ISSN-Online: 2236-6814

https://doi.org/10.25060/residpediatr



Relato de Caso - Ano 2023 - Volume 13 - Número 4

Hipercalcemia grave em lactente por hipervitaminose D iatrogênica: relato de caso

Severe hypercalcemia induced by iatrogenic hypervitaminosis d: case report

RESUMO

INTRODUÇÃO: A intoxicação de vitamina D em lactentes (níveis séricos de 25-hidroxivitamina D superiores a 150 ng/mL) é uma das causas para desenvolvimento de hipercalcemia, condição pouco frequente na pediatria.
OBJETIVO: Relatar um caso de lactente com hipercalcemia grave por hipervitaminose D em lactente.
RELATO DO CASO: Paciente masculino, 5 meses de vida, em aleitamento materno exclusivo encaminhado ao especialista com suspeita de alergia à proteína do leite de vaca por ausência de ganho de peso durante o mês anterior e presença de estrias de muco e sangue nas fezes. Além do failure to thrive, o paciente evoluiu com sonolência, apatia e hipotonia, quando foram realizados exames complementares que revelaram hipercalcemia (cálcio sérico de 17,40 mg/dL) e hipervitaminose D (180 ng/mL). Levantou-se a hipótese de intoxicação por vitamina D, confirmada pela análise laboratorial do suplemento fornecido ao lactente, que revelou concentração de vitamina D 46 vezes superior à prescrita pelo pediatra.
CONCLUSÃO: Devido à alta suspeita diagnóstica de alergia à proteína do leite de vaca em lactentes atualmente, não pode haver descuido na investigação de outras causas diante de qualquer sintoma. Neste lactente, a evolução de failure to thrive, apatia, anorexia e hipotonia durante quatro meses motivou investigação que demonstrou uma hipercalcemia grave por uso de vitamina D manipulada.

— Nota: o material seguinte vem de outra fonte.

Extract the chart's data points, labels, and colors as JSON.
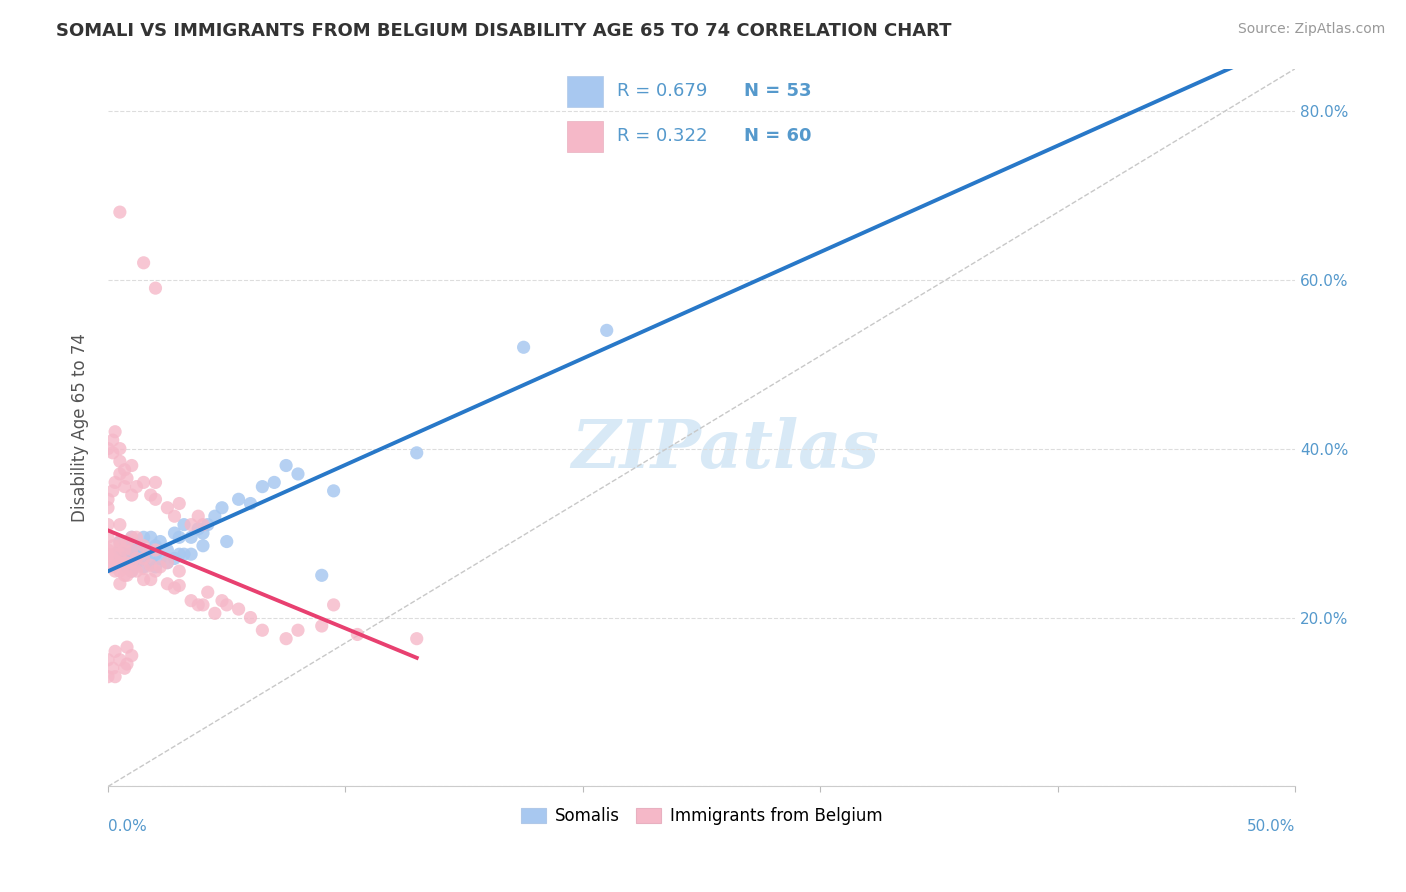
{
  "title": "SOMALI VS IMMIGRANTS FROM BELGIUM DISABILITY AGE 65 TO 74 CORRELATION CHART",
  "source": "Source: ZipAtlas.com",
  "ylabel": "Disability Age 65 to 74",
  "xlim": [
    0.0,
    0.5
  ],
  "ylim": [
    0.0,
    0.85
  ],
  "xticks": [
    0.0,
    0.1,
    0.2,
    0.3,
    0.4,
    0.5
  ],
  "yticks": [
    0.0,
    0.2,
    0.4,
    0.6,
    0.8
  ],
  "xticklabels": [
    "0.0%",
    "",
    "",
    "",
    "",
    "50.0%"
  ],
  "yticklabels": [
    "",
    "20.0%",
    "40.0%",
    "60.0%",
    "80.0%"
  ],
  "somali_color": "#a8c8f0",
  "belgium_color": "#f5b8c8",
  "somali_line_color": "#2878c8",
  "belgium_line_color": "#e84070",
  "diagonal_color": "#c8c8c8",
  "legend_label1": "Somalis",
  "legend_label2": "Immigrants from Belgium",
  "watermark": "ZIPatlas",
  "somali_x": [
    0.005,
    0.005,
    0.005,
    0.008,
    0.008,
    0.008,
    0.01,
    0.01,
    0.01,
    0.01,
    0.01,
    0.012,
    0.012,
    0.015,
    0.015,
    0.015,
    0.015,
    0.018,
    0.018,
    0.018,
    0.02,
    0.02,
    0.02,
    0.022,
    0.022,
    0.025,
    0.025,
    0.028,
    0.028,
    0.03,
    0.03,
    0.032,
    0.032,
    0.035,
    0.035,
    0.038,
    0.04,
    0.04,
    0.042,
    0.045,
    0.048,
    0.05,
    0.055,
    0.06,
    0.065,
    0.07,
    0.075,
    0.08,
    0.09,
    0.095,
    0.13,
    0.175,
    0.21
  ],
  "somali_y": [
    0.27,
    0.28,
    0.29,
    0.26,
    0.275,
    0.285,
    0.255,
    0.265,
    0.275,
    0.28,
    0.295,
    0.265,
    0.28,
    0.26,
    0.27,
    0.28,
    0.295,
    0.265,
    0.28,
    0.295,
    0.26,
    0.275,
    0.285,
    0.27,
    0.29,
    0.265,
    0.28,
    0.27,
    0.3,
    0.275,
    0.295,
    0.275,
    0.31,
    0.275,
    0.295,
    0.305,
    0.285,
    0.3,
    0.31,
    0.32,
    0.33,
    0.29,
    0.34,
    0.335,
    0.355,
    0.36,
    0.38,
    0.37,
    0.25,
    0.35,
    0.395,
    0.52,
    0.54
  ],
  "belgium_x": [
    0.0,
    0.0,
    0.0,
    0.0,
    0.0,
    0.002,
    0.002,
    0.002,
    0.003,
    0.003,
    0.005,
    0.005,
    0.005,
    0.005,
    0.005,
    0.005,
    0.005,
    0.007,
    0.007,
    0.007,
    0.008,
    0.008,
    0.008,
    0.01,
    0.01,
    0.01,
    0.01,
    0.012,
    0.012,
    0.012,
    0.015,
    0.015,
    0.015,
    0.015,
    0.018,
    0.018,
    0.02,
    0.02,
    0.022,
    0.025,
    0.025,
    0.028,
    0.03,
    0.03,
    0.035,
    0.038,
    0.04,
    0.042,
    0.045,
    0.048,
    0.05,
    0.055,
    0.06,
    0.065,
    0.075,
    0.08,
    0.09,
    0.095,
    0.105,
    0.13
  ],
  "belgium_y": [
    0.265,
    0.275,
    0.28,
    0.295,
    0.31,
    0.26,
    0.27,
    0.285,
    0.255,
    0.275,
    0.24,
    0.255,
    0.265,
    0.275,
    0.285,
    0.29,
    0.31,
    0.25,
    0.265,
    0.28,
    0.25,
    0.265,
    0.29,
    0.255,
    0.265,
    0.28,
    0.295,
    0.255,
    0.27,
    0.295,
    0.245,
    0.258,
    0.27,
    0.285,
    0.245,
    0.262,
    0.255,
    0.28,
    0.26,
    0.24,
    0.265,
    0.235,
    0.238,
    0.255,
    0.22,
    0.215,
    0.215,
    0.23,
    0.205,
    0.22,
    0.215,
    0.21,
    0.2,
    0.185,
    0.175,
    0.185,
    0.19,
    0.215,
    0.18,
    0.175
  ],
  "belgium_outlier_x": [
    0.002,
    0.003,
    0.005,
    0.005,
    0.005,
    0.007,
    0.007,
    0.008,
    0.01,
    0.01,
    0.012,
    0.015,
    0.018,
    0.02,
    0.02,
    0.025,
    0.028,
    0.03,
    0.035,
    0.038,
    0.04,
    0.0,
    0.0,
    0.002,
    0.003
  ],
  "belgium_outlier_y": [
    0.35,
    0.36,
    0.37,
    0.385,
    0.4,
    0.355,
    0.375,
    0.365,
    0.345,
    0.38,
    0.355,
    0.36,
    0.345,
    0.36,
    0.34,
    0.33,
    0.32,
    0.335,
    0.31,
    0.32,
    0.31,
    0.33,
    0.34,
    0.395,
    0.42
  ]
}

Palavras-chave: Hipercalcemia, Lactente, Vitamina D, Relatos de casos.

ABSTRACT

INTRODUCTION: Vitamin D intoxication among nurslings (serum levels of 25-hydroxyvitamin D above 150 ng/mL) is a factor in the development of hypercalcemia, an uncommon condition in pediatrics.
OBJECTIVE: Report a case of severe hypercalcemia caused by hypervitaminosis D in a nursling.
CASE REPORT: 5-months-old masculine child, exclusively breastfed, referred to a specialist with suspected cows milk protein allergy because he failed to gain weight in the last month and presented with blood and mucus in stool. Beyond failure to thrive, the patient evolved with somnolence, apathy and hypotonia. Laboratorial tests revealed hypercalcemia (serum calcium of 17,40 mg/dL) and hypervitaminosis D (180 ng/mL). The hypothesis of vitamin D intoxication was raised and later confirmed by the laboratorial analysis of the supplement offered to the nursling, which revealed a vitamin D concentration 46 times greater than the originally prescribed by the pediatrician.
CONCLUSION: Due to the currently high diagnostic suspicion of cows milk protein allergy in nurslings, other causes of these symptoms cant be neglected in the investigation when the elimination diet fails. In this nursling, the persistence of failure to thrive, apathy, anorexia and hypotonia during four months motivated the investigation that showed a severe hypercalcemia due to the usage of manipulated vitamin D.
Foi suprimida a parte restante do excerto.